Starting in Aug. 2, 2012, the FCC required the top four affiliated stations in the top 50 markets to put their political files online, and said it would extend that to all stations in July 2014, but only after seeking comment on the impact of the current requirement, which it has recently done.

NAB challenged the rules in the D.C. federal appeals court in May 2012.

TV broadcast groups had petitioned the FCC to reconsider the requirement and instead entertain a proposed modification whereby aggregate prices, rather than individual political spot prices, would be put online. They argued that would repair the principal defect of the requirement, which was the online disclosure of competitively sensitive pricing information among competitors.

But NAB asked the FCC to hold off on that petition until it had extended the requirement to all stations.

"NAB believes more information about the real-world effects of placing political files online is required before the Commission can reach a final decision on the merits of the changes proposed in the pending reconsideration petition," NAB said. "The Commission should keep the reconsideration petition on hold until stations of all sizes and types in all markets have experienced at least one election cycle under the online political file requirement."

Given that NAB said the political online file posting process for big stations had been "uneventful," it says it is concerned that "the experiences of the large stations that have been using the online political file may not accurately predict the effects of expanding the online file requirement to all broadcast television stations."

"Under these circumstances," said NAB, "it is not yet time for the Commission to decide whether the Television Station Group's reconsideration petition should be granted.

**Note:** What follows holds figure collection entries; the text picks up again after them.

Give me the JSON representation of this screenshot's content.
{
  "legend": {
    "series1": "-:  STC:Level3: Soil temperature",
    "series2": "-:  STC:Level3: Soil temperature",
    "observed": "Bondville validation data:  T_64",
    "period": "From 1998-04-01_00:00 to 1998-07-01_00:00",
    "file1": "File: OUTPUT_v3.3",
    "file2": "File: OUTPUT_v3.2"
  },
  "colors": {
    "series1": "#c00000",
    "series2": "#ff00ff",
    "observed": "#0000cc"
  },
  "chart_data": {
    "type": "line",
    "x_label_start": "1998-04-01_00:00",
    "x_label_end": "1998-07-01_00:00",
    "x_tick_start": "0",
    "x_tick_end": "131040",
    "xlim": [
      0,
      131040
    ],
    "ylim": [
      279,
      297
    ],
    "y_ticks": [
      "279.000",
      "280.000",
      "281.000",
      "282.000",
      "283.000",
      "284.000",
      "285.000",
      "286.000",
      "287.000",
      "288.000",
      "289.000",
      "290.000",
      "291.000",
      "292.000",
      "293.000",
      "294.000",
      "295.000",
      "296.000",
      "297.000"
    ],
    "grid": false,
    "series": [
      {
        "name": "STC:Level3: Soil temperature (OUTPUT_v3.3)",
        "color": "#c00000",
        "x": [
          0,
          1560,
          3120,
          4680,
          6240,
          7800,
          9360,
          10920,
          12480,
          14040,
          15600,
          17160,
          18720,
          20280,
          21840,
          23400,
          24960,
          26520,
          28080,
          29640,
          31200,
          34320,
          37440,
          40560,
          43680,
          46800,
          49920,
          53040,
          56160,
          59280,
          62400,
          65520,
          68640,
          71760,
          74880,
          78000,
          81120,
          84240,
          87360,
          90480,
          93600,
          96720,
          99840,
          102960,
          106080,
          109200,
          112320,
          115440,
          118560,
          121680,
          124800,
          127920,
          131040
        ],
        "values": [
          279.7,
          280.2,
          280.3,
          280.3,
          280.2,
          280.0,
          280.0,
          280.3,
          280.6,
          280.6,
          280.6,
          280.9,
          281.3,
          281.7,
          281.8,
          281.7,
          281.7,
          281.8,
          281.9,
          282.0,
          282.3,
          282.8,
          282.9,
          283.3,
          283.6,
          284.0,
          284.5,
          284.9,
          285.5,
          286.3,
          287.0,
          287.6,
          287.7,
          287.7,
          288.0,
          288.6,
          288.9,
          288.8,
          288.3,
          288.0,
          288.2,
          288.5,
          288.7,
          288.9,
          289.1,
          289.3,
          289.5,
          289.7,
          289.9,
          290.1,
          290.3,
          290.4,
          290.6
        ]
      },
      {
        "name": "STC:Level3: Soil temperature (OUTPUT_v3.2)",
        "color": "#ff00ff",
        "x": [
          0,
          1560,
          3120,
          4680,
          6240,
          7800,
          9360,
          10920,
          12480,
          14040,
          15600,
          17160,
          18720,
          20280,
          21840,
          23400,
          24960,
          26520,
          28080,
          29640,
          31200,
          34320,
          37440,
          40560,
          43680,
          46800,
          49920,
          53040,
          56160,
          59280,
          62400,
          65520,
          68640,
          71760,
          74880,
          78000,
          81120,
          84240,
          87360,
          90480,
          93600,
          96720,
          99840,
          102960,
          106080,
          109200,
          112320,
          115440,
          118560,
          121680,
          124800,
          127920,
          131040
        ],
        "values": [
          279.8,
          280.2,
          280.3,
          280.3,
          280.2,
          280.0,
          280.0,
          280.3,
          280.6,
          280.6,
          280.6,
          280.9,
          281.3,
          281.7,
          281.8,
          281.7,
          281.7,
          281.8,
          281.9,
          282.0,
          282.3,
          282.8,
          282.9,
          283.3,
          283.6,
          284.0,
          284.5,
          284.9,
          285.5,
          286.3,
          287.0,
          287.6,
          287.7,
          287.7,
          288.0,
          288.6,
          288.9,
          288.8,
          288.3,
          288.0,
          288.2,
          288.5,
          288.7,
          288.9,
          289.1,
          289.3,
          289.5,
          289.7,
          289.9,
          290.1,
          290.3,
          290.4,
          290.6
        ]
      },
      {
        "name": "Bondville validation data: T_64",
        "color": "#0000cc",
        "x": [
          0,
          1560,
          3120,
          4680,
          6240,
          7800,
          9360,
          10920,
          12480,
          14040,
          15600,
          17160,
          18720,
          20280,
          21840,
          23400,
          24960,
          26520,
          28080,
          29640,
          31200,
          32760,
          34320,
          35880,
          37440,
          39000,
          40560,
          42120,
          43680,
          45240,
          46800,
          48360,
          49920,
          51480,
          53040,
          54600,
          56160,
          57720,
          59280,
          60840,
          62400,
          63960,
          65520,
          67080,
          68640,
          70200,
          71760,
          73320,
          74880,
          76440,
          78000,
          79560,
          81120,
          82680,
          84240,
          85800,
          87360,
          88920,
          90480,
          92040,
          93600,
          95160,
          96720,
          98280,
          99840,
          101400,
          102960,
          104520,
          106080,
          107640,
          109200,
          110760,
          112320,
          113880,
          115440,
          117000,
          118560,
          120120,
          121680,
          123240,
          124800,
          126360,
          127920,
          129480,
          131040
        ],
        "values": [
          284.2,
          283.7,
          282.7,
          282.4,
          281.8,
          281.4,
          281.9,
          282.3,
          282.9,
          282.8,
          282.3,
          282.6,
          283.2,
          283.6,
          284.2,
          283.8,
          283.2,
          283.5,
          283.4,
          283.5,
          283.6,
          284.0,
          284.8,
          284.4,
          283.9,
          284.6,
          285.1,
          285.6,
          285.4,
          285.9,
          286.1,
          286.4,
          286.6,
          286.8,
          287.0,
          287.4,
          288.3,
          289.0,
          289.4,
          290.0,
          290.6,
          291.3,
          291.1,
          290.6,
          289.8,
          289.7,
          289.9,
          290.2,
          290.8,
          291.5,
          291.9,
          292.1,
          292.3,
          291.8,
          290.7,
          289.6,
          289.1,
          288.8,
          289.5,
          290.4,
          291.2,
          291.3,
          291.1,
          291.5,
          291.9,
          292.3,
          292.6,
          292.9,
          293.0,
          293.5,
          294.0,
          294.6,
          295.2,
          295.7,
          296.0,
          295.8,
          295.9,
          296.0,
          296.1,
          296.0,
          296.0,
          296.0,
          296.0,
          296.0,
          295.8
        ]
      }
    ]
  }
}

Given the novelty of the online political file and the uncertainties involved in expanding that file to many more stations with fewer resources, the Commission should not resolve the petition until experience shows how small market stations and smaller stations in large markets will be affected by the new requirement, especially during election seasons."

Requiring the mandate to apply to all stations for a cycle would also prevent owners of network affiliates in major markets from having a reporting requirement not imposed on smaller affiliates and independents.